The vindication of his guilt was a kind of release. It washed away the feeling that he had gone mad when he saw her face worn by another, her scent and her laugh gifted to another human being who was so close yet so far from her. Who disappeared, mysteriously, just as she had arrived making him think she was just a spectre of a memory, come to haunt his deteriorating mind. Accepting and feeling the responsibility for her death made him know for certain that what he had seen in the mysterious Sarah Turner wasn't real. A mere projection. wishful thinking, the repressed guilt talking.
He spoke to Annette Miller of still feeling that guilt as she tried her very best to reel him in, sexual or romantic or plain platonic, anyway she seemed to be able.
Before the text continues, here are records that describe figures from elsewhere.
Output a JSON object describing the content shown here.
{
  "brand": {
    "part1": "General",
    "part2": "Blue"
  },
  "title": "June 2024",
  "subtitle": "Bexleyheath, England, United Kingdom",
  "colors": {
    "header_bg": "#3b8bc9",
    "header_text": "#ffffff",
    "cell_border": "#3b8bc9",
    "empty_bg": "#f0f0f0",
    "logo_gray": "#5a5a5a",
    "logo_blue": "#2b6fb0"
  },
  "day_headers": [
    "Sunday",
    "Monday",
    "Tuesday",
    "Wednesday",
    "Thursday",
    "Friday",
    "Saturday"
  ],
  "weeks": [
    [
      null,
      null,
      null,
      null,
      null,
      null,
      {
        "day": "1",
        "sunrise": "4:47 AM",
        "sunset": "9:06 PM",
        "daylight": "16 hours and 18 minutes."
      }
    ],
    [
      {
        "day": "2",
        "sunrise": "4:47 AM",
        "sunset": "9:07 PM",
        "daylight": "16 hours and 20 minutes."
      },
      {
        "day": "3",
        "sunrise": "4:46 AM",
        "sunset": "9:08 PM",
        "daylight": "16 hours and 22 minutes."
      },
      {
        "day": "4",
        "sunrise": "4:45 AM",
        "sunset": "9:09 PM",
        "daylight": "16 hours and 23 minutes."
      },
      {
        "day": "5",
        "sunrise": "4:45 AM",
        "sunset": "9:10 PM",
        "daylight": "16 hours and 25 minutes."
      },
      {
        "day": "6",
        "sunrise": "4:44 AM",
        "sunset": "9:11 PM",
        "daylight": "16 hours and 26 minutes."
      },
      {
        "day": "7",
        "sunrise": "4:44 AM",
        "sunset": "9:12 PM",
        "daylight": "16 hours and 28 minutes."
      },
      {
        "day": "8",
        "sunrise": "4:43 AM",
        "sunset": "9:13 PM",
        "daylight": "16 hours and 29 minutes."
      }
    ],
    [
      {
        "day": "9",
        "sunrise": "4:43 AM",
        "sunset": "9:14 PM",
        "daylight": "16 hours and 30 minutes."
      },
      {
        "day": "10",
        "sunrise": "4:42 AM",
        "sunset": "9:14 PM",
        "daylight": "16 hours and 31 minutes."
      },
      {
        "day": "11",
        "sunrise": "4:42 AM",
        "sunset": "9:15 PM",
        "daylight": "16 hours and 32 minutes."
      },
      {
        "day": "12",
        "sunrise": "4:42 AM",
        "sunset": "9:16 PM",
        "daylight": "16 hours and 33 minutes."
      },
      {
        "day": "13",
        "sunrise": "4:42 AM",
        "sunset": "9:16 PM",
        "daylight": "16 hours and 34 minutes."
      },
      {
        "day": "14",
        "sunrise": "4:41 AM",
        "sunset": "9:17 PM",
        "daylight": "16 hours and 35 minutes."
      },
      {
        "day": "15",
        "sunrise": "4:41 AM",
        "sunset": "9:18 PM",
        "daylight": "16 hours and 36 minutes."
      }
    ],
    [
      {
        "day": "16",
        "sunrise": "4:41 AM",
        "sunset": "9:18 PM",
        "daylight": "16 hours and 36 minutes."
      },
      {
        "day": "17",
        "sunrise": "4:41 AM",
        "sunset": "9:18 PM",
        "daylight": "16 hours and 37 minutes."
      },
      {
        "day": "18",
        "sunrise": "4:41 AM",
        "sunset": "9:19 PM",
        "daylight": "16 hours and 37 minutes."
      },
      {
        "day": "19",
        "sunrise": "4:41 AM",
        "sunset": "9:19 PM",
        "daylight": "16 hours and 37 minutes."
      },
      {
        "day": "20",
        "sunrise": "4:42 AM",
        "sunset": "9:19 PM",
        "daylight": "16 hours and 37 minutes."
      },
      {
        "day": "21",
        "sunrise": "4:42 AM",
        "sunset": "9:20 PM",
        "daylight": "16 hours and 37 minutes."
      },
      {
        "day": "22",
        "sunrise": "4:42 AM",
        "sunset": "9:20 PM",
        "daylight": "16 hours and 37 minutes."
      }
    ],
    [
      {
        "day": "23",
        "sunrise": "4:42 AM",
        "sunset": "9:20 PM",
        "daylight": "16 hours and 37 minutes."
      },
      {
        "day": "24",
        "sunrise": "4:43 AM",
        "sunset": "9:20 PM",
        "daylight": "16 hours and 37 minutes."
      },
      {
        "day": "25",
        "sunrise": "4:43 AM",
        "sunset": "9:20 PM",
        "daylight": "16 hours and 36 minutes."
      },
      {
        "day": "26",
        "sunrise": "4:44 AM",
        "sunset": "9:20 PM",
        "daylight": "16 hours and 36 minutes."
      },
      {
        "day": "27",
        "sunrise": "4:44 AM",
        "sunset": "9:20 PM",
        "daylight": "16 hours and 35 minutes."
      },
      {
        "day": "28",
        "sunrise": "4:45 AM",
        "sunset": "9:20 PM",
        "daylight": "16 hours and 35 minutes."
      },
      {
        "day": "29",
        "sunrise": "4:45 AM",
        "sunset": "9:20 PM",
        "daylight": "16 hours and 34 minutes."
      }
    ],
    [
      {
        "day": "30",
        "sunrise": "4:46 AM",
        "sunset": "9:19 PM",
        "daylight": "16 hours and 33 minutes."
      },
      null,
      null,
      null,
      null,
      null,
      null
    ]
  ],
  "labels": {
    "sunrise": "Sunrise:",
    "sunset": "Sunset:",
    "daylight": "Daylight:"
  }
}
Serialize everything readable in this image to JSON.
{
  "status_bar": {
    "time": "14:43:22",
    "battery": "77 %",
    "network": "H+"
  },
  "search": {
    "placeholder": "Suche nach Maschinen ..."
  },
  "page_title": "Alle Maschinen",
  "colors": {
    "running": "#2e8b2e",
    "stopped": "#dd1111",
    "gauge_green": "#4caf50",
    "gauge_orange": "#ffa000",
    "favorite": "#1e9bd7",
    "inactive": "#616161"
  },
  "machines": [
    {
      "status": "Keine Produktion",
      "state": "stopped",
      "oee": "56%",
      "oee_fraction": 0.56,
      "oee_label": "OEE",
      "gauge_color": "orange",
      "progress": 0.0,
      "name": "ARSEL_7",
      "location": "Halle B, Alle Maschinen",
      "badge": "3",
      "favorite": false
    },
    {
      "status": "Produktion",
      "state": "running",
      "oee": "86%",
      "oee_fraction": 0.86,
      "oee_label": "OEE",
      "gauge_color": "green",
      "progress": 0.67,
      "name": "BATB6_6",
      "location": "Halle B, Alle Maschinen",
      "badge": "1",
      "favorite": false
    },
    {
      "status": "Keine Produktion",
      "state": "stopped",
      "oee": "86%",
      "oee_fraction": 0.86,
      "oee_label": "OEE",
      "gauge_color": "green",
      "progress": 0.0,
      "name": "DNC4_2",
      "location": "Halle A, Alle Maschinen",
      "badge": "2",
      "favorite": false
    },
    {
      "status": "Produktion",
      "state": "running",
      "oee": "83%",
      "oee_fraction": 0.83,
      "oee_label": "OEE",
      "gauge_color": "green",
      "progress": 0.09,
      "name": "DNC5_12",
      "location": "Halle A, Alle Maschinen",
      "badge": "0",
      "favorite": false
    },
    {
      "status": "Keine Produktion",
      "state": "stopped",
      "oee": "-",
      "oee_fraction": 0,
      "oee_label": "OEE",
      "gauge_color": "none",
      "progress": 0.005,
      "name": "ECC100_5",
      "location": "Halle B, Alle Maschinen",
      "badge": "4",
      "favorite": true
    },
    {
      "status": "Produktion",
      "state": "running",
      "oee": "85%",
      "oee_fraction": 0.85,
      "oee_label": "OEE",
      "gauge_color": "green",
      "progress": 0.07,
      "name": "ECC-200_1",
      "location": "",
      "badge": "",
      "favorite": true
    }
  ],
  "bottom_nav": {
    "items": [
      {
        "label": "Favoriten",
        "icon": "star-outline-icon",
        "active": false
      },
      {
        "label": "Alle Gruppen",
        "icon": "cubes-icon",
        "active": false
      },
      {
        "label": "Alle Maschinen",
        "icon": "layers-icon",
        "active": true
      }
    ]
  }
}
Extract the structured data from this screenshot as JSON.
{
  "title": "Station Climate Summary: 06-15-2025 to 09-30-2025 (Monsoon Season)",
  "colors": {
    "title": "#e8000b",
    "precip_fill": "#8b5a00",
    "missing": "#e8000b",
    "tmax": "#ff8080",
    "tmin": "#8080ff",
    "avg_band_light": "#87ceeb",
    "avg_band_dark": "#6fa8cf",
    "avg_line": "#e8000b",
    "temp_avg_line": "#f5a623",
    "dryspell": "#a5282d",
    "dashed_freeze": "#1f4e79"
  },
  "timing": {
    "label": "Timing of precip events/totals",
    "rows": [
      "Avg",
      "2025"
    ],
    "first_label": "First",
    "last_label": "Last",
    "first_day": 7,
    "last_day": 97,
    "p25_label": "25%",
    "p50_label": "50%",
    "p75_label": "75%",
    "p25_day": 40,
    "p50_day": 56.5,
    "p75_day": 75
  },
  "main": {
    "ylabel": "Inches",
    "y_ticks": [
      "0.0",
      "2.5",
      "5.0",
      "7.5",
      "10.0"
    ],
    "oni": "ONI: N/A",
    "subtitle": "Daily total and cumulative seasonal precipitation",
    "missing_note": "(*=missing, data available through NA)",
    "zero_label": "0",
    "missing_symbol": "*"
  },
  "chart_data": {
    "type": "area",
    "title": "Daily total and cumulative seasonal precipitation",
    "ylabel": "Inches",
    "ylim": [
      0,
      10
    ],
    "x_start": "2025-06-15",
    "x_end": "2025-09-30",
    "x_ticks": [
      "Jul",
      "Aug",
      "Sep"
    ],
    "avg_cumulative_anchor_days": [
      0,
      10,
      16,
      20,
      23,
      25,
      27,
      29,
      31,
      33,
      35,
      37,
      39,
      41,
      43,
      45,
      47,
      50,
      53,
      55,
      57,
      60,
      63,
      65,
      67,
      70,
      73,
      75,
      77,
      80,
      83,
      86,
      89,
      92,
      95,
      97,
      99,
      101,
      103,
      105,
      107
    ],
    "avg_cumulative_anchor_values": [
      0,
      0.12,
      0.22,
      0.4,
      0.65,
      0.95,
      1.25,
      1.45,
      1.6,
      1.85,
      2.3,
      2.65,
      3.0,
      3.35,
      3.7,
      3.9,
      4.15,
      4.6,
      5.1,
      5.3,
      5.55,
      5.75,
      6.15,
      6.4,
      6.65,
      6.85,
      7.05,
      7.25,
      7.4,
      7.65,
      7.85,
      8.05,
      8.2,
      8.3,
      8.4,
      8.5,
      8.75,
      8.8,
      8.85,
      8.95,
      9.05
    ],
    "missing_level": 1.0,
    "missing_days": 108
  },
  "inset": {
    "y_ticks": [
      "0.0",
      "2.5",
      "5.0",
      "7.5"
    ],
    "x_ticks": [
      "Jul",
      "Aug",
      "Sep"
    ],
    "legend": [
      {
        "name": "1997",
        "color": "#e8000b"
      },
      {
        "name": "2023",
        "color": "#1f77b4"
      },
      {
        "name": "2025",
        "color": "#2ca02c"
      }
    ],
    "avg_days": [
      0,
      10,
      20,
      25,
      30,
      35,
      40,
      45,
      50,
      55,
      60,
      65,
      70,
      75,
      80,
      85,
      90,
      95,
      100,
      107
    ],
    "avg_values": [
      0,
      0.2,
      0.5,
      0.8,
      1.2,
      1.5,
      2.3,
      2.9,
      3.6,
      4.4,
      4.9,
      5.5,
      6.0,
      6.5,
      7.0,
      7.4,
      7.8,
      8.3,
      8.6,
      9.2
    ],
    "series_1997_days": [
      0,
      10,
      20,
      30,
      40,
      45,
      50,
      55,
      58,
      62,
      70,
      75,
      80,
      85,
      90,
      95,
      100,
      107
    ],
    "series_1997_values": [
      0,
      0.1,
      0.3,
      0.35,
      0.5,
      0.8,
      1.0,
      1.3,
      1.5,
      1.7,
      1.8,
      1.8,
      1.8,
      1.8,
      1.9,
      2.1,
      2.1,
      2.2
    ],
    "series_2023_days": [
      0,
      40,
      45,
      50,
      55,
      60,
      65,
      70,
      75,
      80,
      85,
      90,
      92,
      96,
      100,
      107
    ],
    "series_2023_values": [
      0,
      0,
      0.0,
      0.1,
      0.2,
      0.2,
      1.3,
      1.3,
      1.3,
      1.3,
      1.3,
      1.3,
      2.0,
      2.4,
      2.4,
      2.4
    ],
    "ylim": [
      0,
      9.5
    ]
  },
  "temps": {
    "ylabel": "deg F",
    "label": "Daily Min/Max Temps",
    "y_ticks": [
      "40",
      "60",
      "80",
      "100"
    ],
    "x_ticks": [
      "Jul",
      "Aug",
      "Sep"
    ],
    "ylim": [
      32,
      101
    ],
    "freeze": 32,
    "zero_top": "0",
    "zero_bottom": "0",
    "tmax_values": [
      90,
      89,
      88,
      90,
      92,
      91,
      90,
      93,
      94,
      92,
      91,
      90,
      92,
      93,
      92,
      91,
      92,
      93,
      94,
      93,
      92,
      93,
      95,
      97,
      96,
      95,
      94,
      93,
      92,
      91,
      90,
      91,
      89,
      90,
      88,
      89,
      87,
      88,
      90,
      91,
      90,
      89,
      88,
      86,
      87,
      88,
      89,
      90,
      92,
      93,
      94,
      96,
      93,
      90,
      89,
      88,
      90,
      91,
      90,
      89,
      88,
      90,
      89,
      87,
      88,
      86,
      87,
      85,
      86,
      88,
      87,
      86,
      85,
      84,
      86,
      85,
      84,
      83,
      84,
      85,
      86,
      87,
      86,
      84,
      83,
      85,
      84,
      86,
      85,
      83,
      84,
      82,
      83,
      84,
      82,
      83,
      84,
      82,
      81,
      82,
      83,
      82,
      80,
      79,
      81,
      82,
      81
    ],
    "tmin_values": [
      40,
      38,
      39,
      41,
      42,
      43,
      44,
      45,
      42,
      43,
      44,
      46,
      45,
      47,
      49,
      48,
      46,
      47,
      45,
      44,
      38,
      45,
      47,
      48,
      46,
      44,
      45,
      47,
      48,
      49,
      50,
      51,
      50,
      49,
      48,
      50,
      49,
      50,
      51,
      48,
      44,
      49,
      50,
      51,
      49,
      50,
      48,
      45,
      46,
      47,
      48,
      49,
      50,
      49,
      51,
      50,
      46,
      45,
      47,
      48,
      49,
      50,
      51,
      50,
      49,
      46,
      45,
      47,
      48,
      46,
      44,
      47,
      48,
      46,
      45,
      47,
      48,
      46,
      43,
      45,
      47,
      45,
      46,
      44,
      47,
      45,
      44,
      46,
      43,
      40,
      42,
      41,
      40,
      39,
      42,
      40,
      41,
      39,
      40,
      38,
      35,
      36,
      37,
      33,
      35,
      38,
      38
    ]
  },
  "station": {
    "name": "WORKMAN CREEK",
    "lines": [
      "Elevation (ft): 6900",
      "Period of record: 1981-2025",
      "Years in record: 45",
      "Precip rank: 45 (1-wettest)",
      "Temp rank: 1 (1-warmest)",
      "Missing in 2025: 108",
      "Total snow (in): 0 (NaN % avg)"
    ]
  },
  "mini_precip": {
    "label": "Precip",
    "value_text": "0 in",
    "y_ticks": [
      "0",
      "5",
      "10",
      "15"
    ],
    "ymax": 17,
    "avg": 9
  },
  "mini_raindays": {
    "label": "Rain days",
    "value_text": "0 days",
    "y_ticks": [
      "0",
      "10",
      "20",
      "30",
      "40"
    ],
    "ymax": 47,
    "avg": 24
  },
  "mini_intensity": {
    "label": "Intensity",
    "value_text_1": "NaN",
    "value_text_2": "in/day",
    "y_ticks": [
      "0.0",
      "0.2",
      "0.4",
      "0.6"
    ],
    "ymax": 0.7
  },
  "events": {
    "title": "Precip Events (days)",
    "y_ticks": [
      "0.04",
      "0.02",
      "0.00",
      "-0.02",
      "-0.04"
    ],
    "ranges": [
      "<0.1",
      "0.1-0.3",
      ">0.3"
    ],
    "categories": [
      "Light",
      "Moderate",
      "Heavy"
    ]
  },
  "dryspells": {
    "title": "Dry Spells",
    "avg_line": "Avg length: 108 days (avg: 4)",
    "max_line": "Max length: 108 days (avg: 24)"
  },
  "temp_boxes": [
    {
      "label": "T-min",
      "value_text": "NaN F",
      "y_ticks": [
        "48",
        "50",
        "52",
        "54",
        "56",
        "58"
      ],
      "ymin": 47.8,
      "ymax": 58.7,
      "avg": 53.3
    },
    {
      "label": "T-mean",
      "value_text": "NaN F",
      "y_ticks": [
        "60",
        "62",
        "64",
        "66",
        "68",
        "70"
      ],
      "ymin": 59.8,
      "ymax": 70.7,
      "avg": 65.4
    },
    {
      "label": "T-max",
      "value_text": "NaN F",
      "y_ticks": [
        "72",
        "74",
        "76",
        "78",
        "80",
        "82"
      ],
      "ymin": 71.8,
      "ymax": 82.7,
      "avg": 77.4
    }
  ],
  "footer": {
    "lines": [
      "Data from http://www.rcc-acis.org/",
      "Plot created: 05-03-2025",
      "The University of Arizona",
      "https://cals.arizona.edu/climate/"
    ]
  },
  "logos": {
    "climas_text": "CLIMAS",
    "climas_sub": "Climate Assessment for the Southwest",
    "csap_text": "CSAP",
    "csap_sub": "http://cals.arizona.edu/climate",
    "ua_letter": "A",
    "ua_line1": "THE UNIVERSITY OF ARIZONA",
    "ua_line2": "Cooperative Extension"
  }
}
He could not explain to her how his transformation came about, out of selfish self-preservation though he did wish all these beautiful young women who took an interest in him did know about the side of him that had been unleashed with the slave. That he was capable of so much wrong, that he was dangerous, that he was not entirely the man they saw him to be. But at the same time, now he wanted to be that person, to atone for the crimes he now recognized as his own and he could not be with that shadow of his actions lurking behind him in the public's gaze. He had M's silence by virtue of his profession, as well as that of the doctor. No one else needed to know and public acknowledgement of his crime was not a necessity. As they could go on thinking he bore no responsibility for the death of his beloved.
But atoning for his responsibility for her death meant letting go of the past, letting go of the things that had driven him to her, letting go of the desperate loneliness that had made him so unwilling to let go of her when he had the chance. Annette was right, at the end of the day, though he would not recognize it out of sheer pride. It was a risk worth taking, loving again, but he had to do it wisely, and not be as careless as he had been with Anna. Never again.